Three-month aluminium on the London Metal Exchange (LME) touched $2,312 per metric ton earlier in the day, the highest since Jan. 4. It last traded 1.2% up at $2,301 per ton at 1121 GMT.

To consumer China imported 720,000 tons of unwrought aluminium and products in the January-February this year, up 93.6% from the same period last year, customs data showed.

"Aluminium has been lagging behind its base metals peers, it is cheap. The latest Chinese import data is surprising and widely cited as a short-term driver," a trader source said.

Brokerage Marex also saw an improving demand for LME aluminium.

"Money is coming in and we have seen evidence of that first in copper but more recently in aluminium," said Alastair Munro, senior base metals strategist at Marex, anticipating more capital flows into underperforming commodity assets.

In other metals, LME lead was flat at $2,063.

LME lead stocks rose 34% on Wednesday to their highest in 11 years after massive arrivals of metal in warehouses in Singapore and South Korea.

Visibility of lead stocks has pushed the discount for the cash over the three-month contract to above $50 a ton, its highest since June 1992.

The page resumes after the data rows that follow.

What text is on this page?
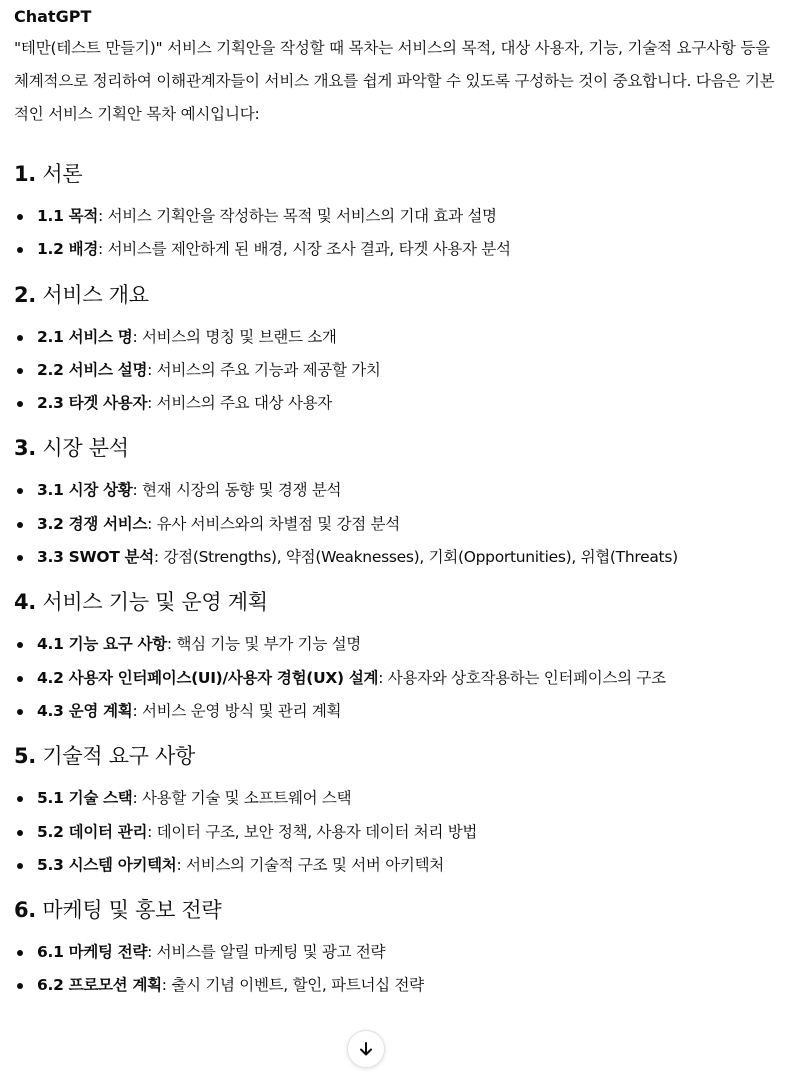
ChatGPT

"테만(테스트 만들기)" 서비스 기획안을 작성할 때 목차는 서비스의 목적, 대상 사용자, 기능, 기술적 요구사항 등을 체계적으로 정리하여 이해관계자들이 서비스 개요를 쉽게 파악할 수 있도록 구성하는 것이 중요합니다. 다음은 기본적인 서비스 기획안 목차 예시입니다:

1. 서론
1.1 목적: 서비스 기획안을 작성하는 목적 및 서비스의 기대 효과 설명
1.2 배경: 서비스를 제안하게 된 배경, 시장 조사 결과, 타겟 사용자 분석
2. 서비스 개요
2.1 서비스 명: 서비스의 명칭 및 브랜드 소개
2.2 서비스 설명: 서비스의 주요 기능과 제공할 가치
2.3 타겟 사용자: 서비스의 주요 대상 사용자
3. 시장 분석
3.1 시장 상황: 현재 시장의 동향 및 경쟁 분석
3.2 경쟁 서비스: 유사 서비스와의 차별점 및 강점 분석
3.3 SWOT 분석: 강점(Strengths), 약점(Weaknesses), 기회(Opportunities), 위협(Threats)
4. 서비스 기능 및 운영 계획
4.1 기능 요구 사항: 핵심 기능 및 부가 기능 설명
4.2 사용자 인터페이스(UI)/사용자 경험(UX) 설계: 사용자와 상호작용하는 인터페이스의 구조
4.3 운영 계획: 서비스 운영 방식 및 관리 계획
5. 기술적 요구 사항
5.1 기술 스택: 사용할 기술 및 소프트웨어 스택
5.2 데이터 관리: 데이터 구조, 보안 정책, 사용자 데이터 처리 방법
5.3 시스템 아키텍처: 서비스의 기술적 구조 및 서버 아키텍처
6. 마케팅 및 홍보 전략
6.1 마케팅 전략: 서비스를 알릴 마케팅 및 광고 전략
6.2 프로모션 계획: 출시 기념 이벤트, 할인, 파트너십 전략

Overall industrial metals prices are likely to be capped by a stronger dollar, which makes it costlier to buy the greenback-priced commodity.

The dollar index strengthened on Thursday after Federal Reserve decided to keep key rates unchanged.

LME copper was up 0.7% to $8,991 a ton, nickel increased 0.3% to $17,540, zinc rose 1.3% to $2,541.5 and tin jumped 2% to $27,770.